Des affrontements récents entre gangs dans le nord de Port-au-Prince ont engendré le déplacement de 5 300 personnes en moins de trois jours, selon les informations communiquées par l’OIM le 13 mai. Face à la montée de la violence, Médecins sans frontières a été contraint d’évacuer son personnel après avoir soigné plus de 40 blessés par balles en seulement 12 heures.
Cette escalade de violences armées a frappé des quartiers situés au nord de la capitale haïtienne. Comme le rapporte Fritznel Pierre, un responsable d'une organisation de défense des droits humains, « des maisons ont été pillées et incendiées, plusieurs boutiques et écoles ont subi des actes de vandalisme », a-t-il décrit lors d'une interview sur la radio locale Magik 9.
Sarah Chateau, la responsable des opérations de Médecins sans frontières en Haïti, a exprimé son inquiétude : « Autant de blessés par balles en si peu de temps, c'est sans précédent ». La situation s'aggrave dans un pays déjà affligé par des conflits incessants, où les gangs intensifient régulièrement leurs attaques, commettent des enlèvements et perpètrent des agressions sexuelles.
Mercredi, plusieurs quartiers du nord de Port-au-Prince étaient toujours le théâtre d’affrontements armés, en dépit de l'envoi d’unités policières pour restaurer la sécurité, a déclaré une source au sein de la police.
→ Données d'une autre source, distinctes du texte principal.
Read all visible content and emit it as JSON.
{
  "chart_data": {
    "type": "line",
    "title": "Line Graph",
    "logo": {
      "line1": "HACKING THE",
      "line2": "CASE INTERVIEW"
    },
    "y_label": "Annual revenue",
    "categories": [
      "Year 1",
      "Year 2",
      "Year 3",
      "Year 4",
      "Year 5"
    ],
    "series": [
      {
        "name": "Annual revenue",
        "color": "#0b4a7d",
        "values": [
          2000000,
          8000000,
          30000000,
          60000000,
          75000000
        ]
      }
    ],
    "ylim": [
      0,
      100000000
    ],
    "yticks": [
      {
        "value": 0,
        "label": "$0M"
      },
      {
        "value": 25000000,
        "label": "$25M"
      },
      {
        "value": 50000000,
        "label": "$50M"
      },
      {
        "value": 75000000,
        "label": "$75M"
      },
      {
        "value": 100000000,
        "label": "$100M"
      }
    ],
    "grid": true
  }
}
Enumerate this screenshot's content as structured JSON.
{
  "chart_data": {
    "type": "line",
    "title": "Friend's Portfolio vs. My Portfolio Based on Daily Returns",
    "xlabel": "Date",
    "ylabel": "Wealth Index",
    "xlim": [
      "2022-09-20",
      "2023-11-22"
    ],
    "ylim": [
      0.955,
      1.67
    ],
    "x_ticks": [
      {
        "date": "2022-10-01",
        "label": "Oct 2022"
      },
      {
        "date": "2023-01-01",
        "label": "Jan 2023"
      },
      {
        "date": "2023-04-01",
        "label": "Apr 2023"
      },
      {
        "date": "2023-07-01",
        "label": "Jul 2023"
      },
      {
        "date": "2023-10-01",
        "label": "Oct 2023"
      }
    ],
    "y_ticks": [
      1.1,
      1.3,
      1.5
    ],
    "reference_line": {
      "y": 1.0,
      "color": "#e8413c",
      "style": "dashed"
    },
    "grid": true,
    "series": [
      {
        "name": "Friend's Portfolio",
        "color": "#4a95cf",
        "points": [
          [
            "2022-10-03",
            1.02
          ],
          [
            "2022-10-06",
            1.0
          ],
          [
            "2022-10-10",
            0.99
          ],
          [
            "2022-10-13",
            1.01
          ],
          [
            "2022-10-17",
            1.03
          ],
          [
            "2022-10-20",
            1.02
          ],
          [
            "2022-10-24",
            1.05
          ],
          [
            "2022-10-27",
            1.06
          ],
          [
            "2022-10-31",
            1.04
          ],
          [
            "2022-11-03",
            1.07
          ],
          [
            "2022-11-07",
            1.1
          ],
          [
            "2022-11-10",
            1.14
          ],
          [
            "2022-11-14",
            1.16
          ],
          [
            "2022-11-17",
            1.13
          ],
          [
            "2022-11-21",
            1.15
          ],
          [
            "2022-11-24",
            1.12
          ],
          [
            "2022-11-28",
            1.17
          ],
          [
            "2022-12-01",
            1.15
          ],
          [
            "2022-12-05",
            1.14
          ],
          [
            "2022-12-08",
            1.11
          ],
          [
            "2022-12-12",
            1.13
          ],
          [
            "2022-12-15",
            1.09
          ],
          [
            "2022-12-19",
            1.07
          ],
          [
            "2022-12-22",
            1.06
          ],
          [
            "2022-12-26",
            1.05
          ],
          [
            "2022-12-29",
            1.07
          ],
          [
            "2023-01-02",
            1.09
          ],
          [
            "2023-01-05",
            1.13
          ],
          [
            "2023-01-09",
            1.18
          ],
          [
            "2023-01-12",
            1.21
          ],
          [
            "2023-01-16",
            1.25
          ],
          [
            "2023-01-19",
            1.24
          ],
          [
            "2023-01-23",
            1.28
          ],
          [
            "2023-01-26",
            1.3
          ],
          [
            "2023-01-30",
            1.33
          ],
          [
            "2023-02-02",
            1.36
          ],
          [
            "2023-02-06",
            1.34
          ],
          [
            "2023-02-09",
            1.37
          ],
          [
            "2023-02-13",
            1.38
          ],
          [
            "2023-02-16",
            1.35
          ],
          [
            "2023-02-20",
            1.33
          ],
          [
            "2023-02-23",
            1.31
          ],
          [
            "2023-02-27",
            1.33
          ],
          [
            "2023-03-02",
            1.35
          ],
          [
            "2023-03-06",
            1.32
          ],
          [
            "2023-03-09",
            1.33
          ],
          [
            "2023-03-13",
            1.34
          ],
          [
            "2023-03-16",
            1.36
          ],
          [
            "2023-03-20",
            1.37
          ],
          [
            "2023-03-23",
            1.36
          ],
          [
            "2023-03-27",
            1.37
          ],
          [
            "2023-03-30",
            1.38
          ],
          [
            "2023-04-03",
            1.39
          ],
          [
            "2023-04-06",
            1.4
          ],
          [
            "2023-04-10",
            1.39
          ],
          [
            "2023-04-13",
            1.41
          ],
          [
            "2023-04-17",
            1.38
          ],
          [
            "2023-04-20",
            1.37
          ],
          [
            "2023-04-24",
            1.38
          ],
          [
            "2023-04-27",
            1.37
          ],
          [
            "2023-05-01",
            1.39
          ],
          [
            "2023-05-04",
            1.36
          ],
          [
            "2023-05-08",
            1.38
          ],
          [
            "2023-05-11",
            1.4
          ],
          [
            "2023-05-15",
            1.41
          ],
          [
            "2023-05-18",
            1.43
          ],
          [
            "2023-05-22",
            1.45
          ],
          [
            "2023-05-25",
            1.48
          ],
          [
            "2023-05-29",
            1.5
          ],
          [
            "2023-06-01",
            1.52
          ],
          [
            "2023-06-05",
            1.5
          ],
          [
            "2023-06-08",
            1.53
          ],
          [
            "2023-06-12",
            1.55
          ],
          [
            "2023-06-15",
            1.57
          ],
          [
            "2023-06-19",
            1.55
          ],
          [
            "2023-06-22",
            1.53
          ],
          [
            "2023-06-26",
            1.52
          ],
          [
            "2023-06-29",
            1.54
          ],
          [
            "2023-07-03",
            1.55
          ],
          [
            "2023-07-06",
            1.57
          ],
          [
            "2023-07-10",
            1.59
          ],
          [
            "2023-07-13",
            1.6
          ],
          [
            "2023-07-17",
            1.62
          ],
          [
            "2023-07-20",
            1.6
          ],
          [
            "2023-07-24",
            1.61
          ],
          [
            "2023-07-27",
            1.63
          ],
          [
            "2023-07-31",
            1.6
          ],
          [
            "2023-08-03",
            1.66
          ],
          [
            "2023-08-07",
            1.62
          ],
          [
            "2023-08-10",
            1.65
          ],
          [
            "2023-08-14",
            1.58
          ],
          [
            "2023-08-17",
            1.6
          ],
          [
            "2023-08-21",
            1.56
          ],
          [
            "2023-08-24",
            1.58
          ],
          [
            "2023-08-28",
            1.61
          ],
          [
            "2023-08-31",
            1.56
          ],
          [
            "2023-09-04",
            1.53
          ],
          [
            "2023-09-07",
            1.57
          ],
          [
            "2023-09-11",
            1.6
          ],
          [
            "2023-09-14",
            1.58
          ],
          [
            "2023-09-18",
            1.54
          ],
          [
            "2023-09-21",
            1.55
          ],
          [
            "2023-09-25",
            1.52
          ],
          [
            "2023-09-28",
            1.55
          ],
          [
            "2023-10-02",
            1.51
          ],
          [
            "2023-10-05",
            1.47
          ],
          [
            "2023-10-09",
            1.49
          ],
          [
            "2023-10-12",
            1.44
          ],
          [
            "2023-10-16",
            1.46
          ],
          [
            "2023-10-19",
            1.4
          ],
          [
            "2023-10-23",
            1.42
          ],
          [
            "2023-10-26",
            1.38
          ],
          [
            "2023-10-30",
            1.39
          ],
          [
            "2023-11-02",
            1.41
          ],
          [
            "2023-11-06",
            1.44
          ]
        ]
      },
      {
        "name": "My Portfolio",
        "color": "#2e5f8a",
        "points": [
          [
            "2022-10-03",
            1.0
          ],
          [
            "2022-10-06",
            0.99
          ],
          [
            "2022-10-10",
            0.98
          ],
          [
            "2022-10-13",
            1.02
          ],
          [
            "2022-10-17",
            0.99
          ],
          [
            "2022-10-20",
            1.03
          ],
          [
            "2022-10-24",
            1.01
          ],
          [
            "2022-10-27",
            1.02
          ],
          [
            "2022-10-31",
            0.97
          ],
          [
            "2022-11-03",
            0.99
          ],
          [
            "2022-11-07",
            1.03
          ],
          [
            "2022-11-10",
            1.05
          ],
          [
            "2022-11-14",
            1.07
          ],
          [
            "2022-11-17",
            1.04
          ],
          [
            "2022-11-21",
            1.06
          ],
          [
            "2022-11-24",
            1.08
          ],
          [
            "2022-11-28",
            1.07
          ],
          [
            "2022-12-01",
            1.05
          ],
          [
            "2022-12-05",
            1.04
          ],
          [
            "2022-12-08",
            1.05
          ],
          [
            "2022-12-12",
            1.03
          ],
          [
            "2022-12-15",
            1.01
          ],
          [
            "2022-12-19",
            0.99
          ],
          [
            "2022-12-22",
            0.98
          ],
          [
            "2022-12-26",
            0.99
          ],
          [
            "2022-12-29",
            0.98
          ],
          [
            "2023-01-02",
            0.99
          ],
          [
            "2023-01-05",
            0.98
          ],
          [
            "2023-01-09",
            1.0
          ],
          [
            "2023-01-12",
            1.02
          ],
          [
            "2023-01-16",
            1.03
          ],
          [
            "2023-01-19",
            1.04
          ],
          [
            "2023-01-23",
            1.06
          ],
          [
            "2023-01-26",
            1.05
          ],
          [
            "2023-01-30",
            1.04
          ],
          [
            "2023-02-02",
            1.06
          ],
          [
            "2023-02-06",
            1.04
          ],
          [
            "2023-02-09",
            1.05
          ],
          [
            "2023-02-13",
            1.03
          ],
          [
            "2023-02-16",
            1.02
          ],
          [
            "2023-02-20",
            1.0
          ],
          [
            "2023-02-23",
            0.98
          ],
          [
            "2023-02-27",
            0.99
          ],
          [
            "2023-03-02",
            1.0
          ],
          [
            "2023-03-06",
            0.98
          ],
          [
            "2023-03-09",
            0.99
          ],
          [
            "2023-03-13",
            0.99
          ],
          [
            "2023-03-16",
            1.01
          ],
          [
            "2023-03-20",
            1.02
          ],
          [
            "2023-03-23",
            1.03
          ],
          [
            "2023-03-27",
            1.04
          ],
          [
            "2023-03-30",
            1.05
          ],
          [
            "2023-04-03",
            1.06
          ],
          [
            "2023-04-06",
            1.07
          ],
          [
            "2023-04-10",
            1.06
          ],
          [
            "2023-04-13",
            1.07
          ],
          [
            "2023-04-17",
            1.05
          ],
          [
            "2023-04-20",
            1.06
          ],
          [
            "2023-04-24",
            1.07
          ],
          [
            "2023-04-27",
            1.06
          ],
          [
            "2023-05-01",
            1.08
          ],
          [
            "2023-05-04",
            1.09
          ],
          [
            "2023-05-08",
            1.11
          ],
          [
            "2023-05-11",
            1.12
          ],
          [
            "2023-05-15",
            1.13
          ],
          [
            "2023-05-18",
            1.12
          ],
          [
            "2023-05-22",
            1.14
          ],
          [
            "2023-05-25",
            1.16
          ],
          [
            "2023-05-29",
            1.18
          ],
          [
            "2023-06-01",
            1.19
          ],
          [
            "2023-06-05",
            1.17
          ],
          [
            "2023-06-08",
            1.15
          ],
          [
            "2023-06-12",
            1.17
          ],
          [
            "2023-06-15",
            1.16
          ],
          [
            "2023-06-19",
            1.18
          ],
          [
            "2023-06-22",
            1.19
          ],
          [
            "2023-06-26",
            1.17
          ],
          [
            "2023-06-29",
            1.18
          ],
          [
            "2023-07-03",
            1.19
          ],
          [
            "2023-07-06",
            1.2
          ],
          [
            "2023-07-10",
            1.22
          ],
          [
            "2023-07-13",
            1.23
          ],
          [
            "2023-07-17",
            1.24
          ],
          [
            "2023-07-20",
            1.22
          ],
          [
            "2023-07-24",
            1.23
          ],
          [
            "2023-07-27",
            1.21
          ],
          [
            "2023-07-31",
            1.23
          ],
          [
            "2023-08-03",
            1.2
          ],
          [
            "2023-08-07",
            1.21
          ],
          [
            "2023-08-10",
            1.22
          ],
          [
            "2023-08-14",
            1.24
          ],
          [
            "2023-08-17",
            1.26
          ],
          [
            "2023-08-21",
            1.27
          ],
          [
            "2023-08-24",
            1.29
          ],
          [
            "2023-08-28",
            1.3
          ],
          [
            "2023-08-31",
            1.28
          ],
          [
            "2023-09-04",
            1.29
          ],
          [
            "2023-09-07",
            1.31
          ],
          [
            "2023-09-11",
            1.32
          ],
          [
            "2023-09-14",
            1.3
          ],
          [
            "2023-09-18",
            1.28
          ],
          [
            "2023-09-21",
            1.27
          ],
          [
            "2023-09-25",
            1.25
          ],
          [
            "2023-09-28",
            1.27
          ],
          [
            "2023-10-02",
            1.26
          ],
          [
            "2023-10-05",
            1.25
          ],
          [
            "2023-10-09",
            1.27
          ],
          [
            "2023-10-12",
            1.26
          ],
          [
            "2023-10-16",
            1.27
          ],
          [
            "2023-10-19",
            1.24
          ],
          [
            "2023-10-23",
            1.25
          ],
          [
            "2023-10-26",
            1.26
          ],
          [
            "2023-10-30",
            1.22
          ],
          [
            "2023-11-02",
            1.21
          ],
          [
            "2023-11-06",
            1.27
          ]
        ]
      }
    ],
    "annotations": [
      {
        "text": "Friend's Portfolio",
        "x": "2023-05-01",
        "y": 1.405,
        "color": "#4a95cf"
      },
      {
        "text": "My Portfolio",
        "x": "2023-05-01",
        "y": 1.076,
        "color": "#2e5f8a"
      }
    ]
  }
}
Ces violences ont également forcé des établissements de santé, comme un hôpital géré par Médecins sans frontières, à suspendre leurs activités et à évacuer leur personnel par précaution.
« Nous avons reçu un flux considérable de blessés par balles, à tel point que l’hôpital de Fontaine a dû fermer ses portes et transférer ses patients », raconte Sarah Chateau, ajoutant que « chaque fois que nous ouvrions nos portes, des membres du public affluaient pour recevoir des soins ».
Nouvelle force de lutte en déploiement
Sarah Chateau a qualifié l'évacuation de « stressante », soulignant que des « balles perdues pleuvaient autour de nous ». « Nous n'étions pas plus en sécurité à l’intérieur, un de nos agents de sécurité a été touché par une balle perdue », a-t-elle relaté.
Farhan Haq, porte-parole adjoint du secrétaire général des Nations Unies a confirmé que plus de 40 personnes avaient été soignées pour blessures par balles en moins de 12 heures. Le Bureau des Nations unies pour la coordination des affaires humanitaires (OCHA) travaille à élaborer « une réponse humanitaire collective dans un contexte extrêmement volatile ».
Parallèlement, une nouvelle force multinationale, remplaçant la Mission multinationale de soutien à la police haïtienne (MMAS), est en cours de déploiement. Toutefois, jusqu'à présent, seul un contingent de 400 soldats tchadiens est arrivé sur le sol haïtien, soulignant la lenteur et l'insuffisance des moyens mobilisés.
Les quartiers du nord de Port-au-Prince, en particulier Cité Soleil, avaient déjà été le théâtre de violences en mars et avril derniers, provoquant le déplacement de près de 8000 personnes selon les estimations de l'ONU. L’ampleur et la continuité de ces conflits illustrent la profondeur de la crise que subit le pays, confronté à des défis humanitaires majeurs.